Indonesia -- Poros Maritim -- Bagian 1

Akhir-akhir ini cukup banyak istilah "kalautan" seperti "Poros Maritim" seiring dengan istilah "Tol Laut" yang pernah di-ekspos oleh elit negeri kita beberapa waktu lalu.

Kami melihat beberapa tulisan di media elektronik, apa sih sesungguhnya itu "Poros Maritim" itu?? Banyak tulisan di media yang berkaitan dengan "Poros Maritim", seperti pengembangan "Marikultur" yaitu pengembangan hasil budidaya laut seperti : jenis rumput laut, budi daya laut lainnya seperti ikan ternak dsb. http://swa.co.id/business-strategy/marikultur-dukung-implementasi-poros-maritim


Marikultur menjadikan laut bagai "sawah" hanya saja hasilnya seperti budidaya ikan, budi daya sejenis rumput, kerang, udang dsb...

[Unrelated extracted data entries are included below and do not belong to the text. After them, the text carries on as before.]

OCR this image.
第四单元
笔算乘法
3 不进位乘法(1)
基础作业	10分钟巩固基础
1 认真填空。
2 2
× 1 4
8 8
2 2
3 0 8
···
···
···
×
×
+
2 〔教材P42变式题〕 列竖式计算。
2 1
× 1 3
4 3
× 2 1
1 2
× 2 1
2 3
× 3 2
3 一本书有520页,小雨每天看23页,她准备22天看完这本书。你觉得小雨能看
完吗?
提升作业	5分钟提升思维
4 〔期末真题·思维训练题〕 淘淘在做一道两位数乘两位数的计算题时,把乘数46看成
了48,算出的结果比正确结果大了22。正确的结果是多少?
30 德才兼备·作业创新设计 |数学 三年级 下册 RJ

Ada lagi konsep "Poros Maritim" di mana pengertiannya adalah kejayaan laut berbasis "Posisi strategis Indonesia" juga dilihat dari sisi kekayaan lautnya. Kalau yang ini, melihat laut dari sisi yang jauh lebih luas lagi, tidak hanya menitikberatkan kepada kekayaan budidaya laut, namun juga melihat sisi transportasi laut Indonesia sebagai sarana yang juga bisa dipakai sebagai pemasukan perbendaharaan negara, atau pemasukan dari sisi "income" yang menjanjikan di era-era mendatang. https://www.facebook.com/muhammad.salahuddien.manggalanny/posts/10203288015415630

 Industri Pelayaran, Negara memperkuat sektor Jasa Pelayaran, Pembenahan pelabuhan laut guna peningkatan muat dan bongkar, memfokuskan kelancaran lalu-lintas arus barang guna kesetabilan harga dan kesediaan komoditi di setiap wilayah di seluruh Indonesia

Lantas mana yang benar?
A. Laut sebagai Marikultur yakni dengan pengembangan budi daya laut seperti rumput laut,
     budi daya ikan laut, terumbu karang dsb... atau
B. Laut sebagai transporter, sebagai penjamin arus dan lalu lintas komoditi, baik primer
    dan komoditas unggulan lainnya. 
C. Atau "Poros Marim" adalah pewejawantahan dari kedua di atas??

Menurut hemat kami, kita harus FOKUS! Negara kita sebaiknya lebih FOKUS!

Sisi mana yang sangat bisa dikembangkan sehingga ketika Negara FOKUS, maka "Multiplier Effect" dari pengembangan sektor kelautan bisa "sustain" atau bertahan dalam jangka panjang. Sustain yang kami maksud di sini, adalah kita baiknya mempertimbangkan pemikiran strategis (jangka panjang dan bukan euforia sesaat)  dan hal yang paling penting adalah sektor kelautan yang dikembangkan itu dapat menjadi "primadona" sehingga menjadi "tulang punggung" perekonomian negara ke depan.  Menjadikan sektor "Transportasi Kelautan" ini sebagai andalan pendapatan devisa negara terbesar yang menggantikan sektor MIGAS di era-era yang telah lampau.

So, mana yang terbaik?
Apakah pengembangan sektor Marikultur?
Atau Pengembangan sektor transportasi laut?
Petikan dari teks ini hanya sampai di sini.